HDD's or SSD's for 24-bay 2.5", and which models?

Phlesher

Dabbler
Joined
Jan 9, 2022
Messages
16
I have a 24-bay (2.5") SuperMicro chassis that I'm about to put to good use. The question I'm hitting as I'm about to pull the trigger on storage is what the recommended path is as of 2022 for filling this thing up.

My understanding on general guidelines is: 5400 RPM spinners are still the standard, while SSD's have gotten very competitive. With the 2.5" limitation, SSD's are easier for me to find, but I want the highest capacity at reasonable cost.

Is the recommendation for 2.5" to still try to get spinners at maximum capacity, and if so, which specific brands/models are considered best of breed in that form factor? I see the general recommendations for WD Red Plus (or should I be looking at Pro or Ultrastar?), but the 2.5" options appear to be kind of small.

Or, given the form factor, should I be opting for pure SSD's -- and then if so, again, which brands/models are considered best of breed?

Thank you for any pointers!
 

Ericloewe

Server Wrangler
Moderator
Joined
Feb 15, 2014
Messages
20,194
2.5" is basically SSD territory these days.

High-RPM HDDs are hot, expensive, small and not really fast by any modern standard.
Laptop-style HDDs are limited at 1 TB, all the 2 TB stuff is SMR.

So, that leaves SSDs. SATA or NVMe, depending on what your chassis supports.
 

Phlesher

Dabbler
Joined
Jan 9, 2022
Messages
16
That helps narrow it down for sure! So I'll go SSD SATA.

How much do I need to concern myself with brand/model on these? Is consumer stuff going to be garbage, or good enough with appropriate spares? Do I need to look to enterprise-level stuff? Any pointers on the best $/TB (and reliability) would be appreciated. :)
 

sretalla

Powered by Neutrality
Moderator
Joined
Jan 1, 2016
Messages
9,703
SSD's -- ... which brands/models are considered best of breed?
Best is subjective depending on what you're after... capacity, IOPS, endurance....

Intel has models that would win most endurance contests.

Samsung has fast options with OK endurance

For capacity only (without much change to data in the pool... hence OK to think about low endurance), you could even consider QVO, which have OK IOPS/performance and great capacity for the cost.
 

Patrick M. Hausen

Hall of Famer
Joined
Nov 25, 2013
Messages
7,776
We run an entire DC full of "prosumer" Samsung 860 PRO. The "PRO" is important, here.
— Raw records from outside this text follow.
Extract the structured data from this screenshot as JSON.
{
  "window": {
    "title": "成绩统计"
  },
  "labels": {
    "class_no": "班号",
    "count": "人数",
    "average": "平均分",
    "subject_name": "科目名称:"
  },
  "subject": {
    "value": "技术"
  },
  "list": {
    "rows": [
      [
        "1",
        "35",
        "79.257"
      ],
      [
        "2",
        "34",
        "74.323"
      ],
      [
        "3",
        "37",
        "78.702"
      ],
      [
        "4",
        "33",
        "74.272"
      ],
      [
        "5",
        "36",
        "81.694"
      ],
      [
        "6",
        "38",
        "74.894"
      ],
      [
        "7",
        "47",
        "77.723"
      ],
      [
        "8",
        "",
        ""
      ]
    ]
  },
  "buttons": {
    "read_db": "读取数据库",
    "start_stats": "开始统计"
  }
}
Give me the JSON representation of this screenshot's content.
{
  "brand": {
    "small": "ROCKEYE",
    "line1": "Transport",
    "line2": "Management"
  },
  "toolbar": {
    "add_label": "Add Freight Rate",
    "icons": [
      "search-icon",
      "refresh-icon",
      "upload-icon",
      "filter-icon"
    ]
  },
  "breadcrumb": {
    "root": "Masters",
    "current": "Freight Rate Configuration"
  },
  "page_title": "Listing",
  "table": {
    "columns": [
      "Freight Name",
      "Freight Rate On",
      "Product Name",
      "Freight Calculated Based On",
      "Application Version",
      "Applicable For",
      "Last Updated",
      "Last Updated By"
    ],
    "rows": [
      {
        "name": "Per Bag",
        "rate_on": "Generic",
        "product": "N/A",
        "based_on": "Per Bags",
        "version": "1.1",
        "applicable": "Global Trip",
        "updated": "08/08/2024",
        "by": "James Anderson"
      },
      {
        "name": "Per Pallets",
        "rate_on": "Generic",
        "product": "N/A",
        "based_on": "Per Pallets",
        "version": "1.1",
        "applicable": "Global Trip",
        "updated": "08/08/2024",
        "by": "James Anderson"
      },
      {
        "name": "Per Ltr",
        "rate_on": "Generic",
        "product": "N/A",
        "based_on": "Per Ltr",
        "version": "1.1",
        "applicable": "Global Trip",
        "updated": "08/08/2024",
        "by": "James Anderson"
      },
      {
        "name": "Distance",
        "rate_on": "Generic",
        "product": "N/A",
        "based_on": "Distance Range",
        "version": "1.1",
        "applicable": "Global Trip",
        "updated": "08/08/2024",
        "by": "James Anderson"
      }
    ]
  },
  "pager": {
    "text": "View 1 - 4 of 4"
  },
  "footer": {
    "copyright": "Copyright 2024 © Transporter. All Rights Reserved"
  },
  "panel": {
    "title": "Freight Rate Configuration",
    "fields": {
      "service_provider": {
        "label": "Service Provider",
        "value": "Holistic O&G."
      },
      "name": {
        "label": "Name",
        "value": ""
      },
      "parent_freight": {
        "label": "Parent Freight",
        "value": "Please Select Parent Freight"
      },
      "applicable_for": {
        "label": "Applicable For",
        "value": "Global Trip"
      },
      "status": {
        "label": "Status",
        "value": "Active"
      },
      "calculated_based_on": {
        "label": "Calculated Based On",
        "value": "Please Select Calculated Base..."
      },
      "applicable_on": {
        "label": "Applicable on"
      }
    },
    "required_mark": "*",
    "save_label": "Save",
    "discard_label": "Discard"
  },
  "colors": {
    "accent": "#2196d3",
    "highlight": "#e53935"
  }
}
Quite satisfied, no lost drive so far. A TBW of 1200 per TB capacity isn't too shabby. I'd stay away from everything that has EVO/QVO written on it for DC use.
 

Phlesher

Dabbler
Joined
Jan 9, 2022
Messages
16
@sretalla -- Thanks for the reply. I am mostly concerned with capacity, within reason. A failed drive every six months is not what I want, but this is also not something that has to be untouched for 5+ years. And realistically, the kinds of write loads are not going to be dramatic -- there will be a lot of long-term storage (write-once, read-often-especially-for-taking-backup-snapshots). I may also decide to use this pool for VM storage too, though, in which case those loads would be significantly more write-heavy. But not crazy HPC kinds of things going on. So let's say, "capacity first, performance/endurance tied for second." If performance has to be increased, especially for writing, I assume I can add a SLOG.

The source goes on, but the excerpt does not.